An increasingly common issue faced by divorcing spouses, as well as family law attorneys, is the treatment and disposition of custodial accounts and 529 accounts for the parties’ children. Questions arise as to how the accounts will be distributed and what will happen to the accounts after the parties divorce. In the recent case of Brooks v. Brooks, __ A.3d __, 2020 PA Super. 66 (March 16, 2020), the Pennsylvania Superior Court addressed the issue of 529 accounts and custodial accounts in relation to marital settlement agreements.

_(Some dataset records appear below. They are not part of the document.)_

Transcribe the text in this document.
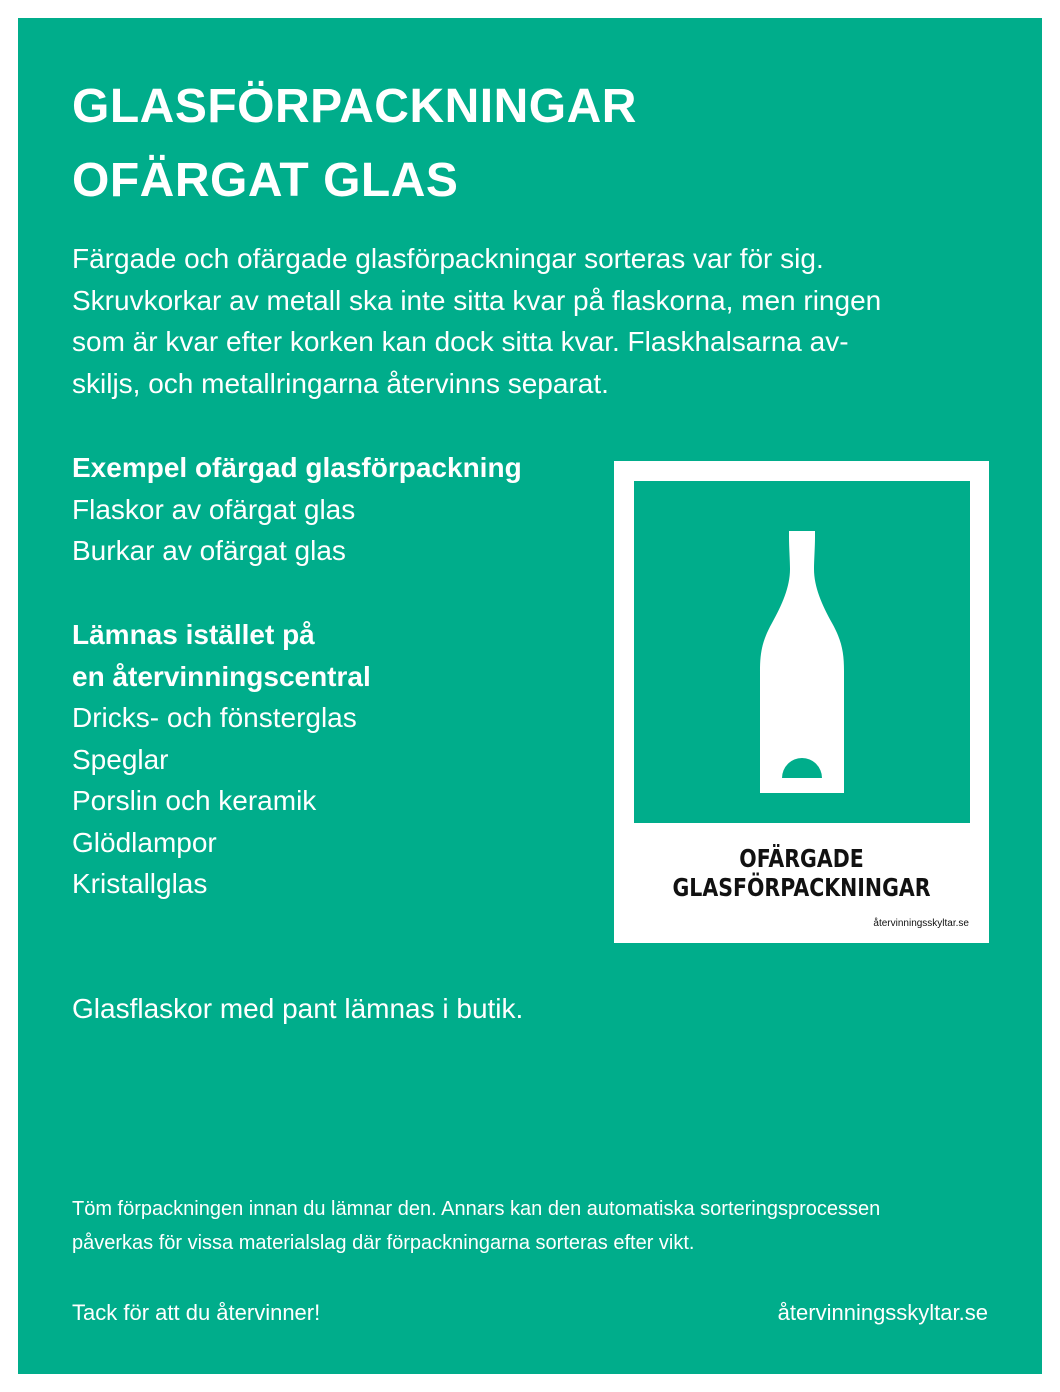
GLASFÖRPACKNINGAR
OFÄRGAT GLAS
Färgade och ofärgade glasförpackningar sorteras var för sig.
Skruvkorkar av metall ska inte sitta kvar på flaskorna, men ringen
som är kvar efter korken kan dock sitta kvar. Flaskhalsarna av-
skiljs, och metallringarna återvinns separat.
Exempel ofärgad glasförpackning
Flaskor av ofärgat glas
Burkar av ofärgat glas
Lämnas istället på
en återvinningscentral
Dricks- och fönsterglas
Speglar
Porslin och keramik
Glödlampor
Kristallglas
OFÄRGADE
GLASFÖRPACKNINGAR
återvinningsskyltar.se
Glasflaskor med pant lämnas i butik.
Töm förpackningen innan du lämnar den. Annars kan den automatiska sorteringsprocessen
påverkas för vissa materialslag där förpackningarna sorteras efter vikt.
Tack för att du återvinner!	återvinningsskyltar.se
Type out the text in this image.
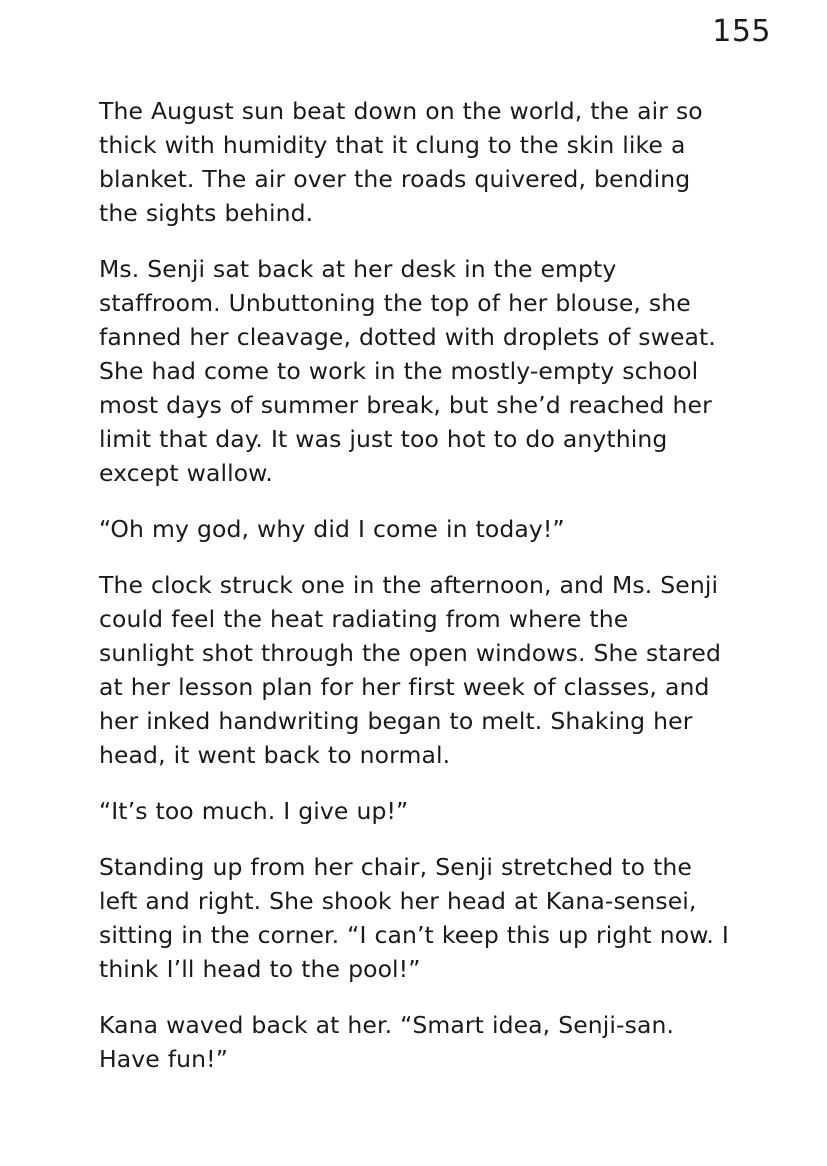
155

The August sun beat down on the world, the air so thick with humidity that it clung to the skin like a blanket. The air over the roads quivered, bending the sights behind.

Ms. Senji sat back at her desk in the empty staffroom. Unbuttoning the top of her blouse, she fanned her cleavage, dotted with droplets of sweat. She had come to work in the mostly-empty school most days of summer break, but she’d reached her limit that day. It was just too hot to do anything except wallow.

“Oh my god, why did I come in today!”

The clock struck one in the afternoon, and Ms. Senji could feel the heat radiating from where the sunlight shot through the open windows. She stared at her lesson plan for her first week of classes, and her inked handwriting began to melt. Shaking her head, it went back to normal.

“It’s too much. I give up!”

Standing up from her chair, Senji stretched to the left and right. She shook her head at Kana-sensei, sitting in the corner. “I can’t keep this up right now. I think I’ll head to the pool!”

Kana waved back at her. “Smart idea, Senji-san. Have fun!”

The pertinent facts of the Brooks matter are as follows: David Brooks (the husband) and Gail Brooks (the wife) entered into a marital settlement agreement. Contained in the agreement was the treatment of 10 college savings accounts established by the parties for their three children. Seven of the accounts “were created in accordance with the Pennsylvania Uniform Transfers to Minors Act (PUTMA accounts) and the other three are qualified tuition plans established pursuant to 26 U.S.C. Section 529 (529 accounts).” The marital settlement agreement provided: “As the custodian of these college savings accounts, in strict accordance with all applicable laws/regulations governing ‘custodial accounts’, in a fiduciary capacity, the husband shall have the right to manage the college savings accounts in his best, good faith, financial discretion.” According to the opinion, the husband also agreed to supply the wife with complete account statements no later than Jan. 15 and July 15 of each year that the accounts existed.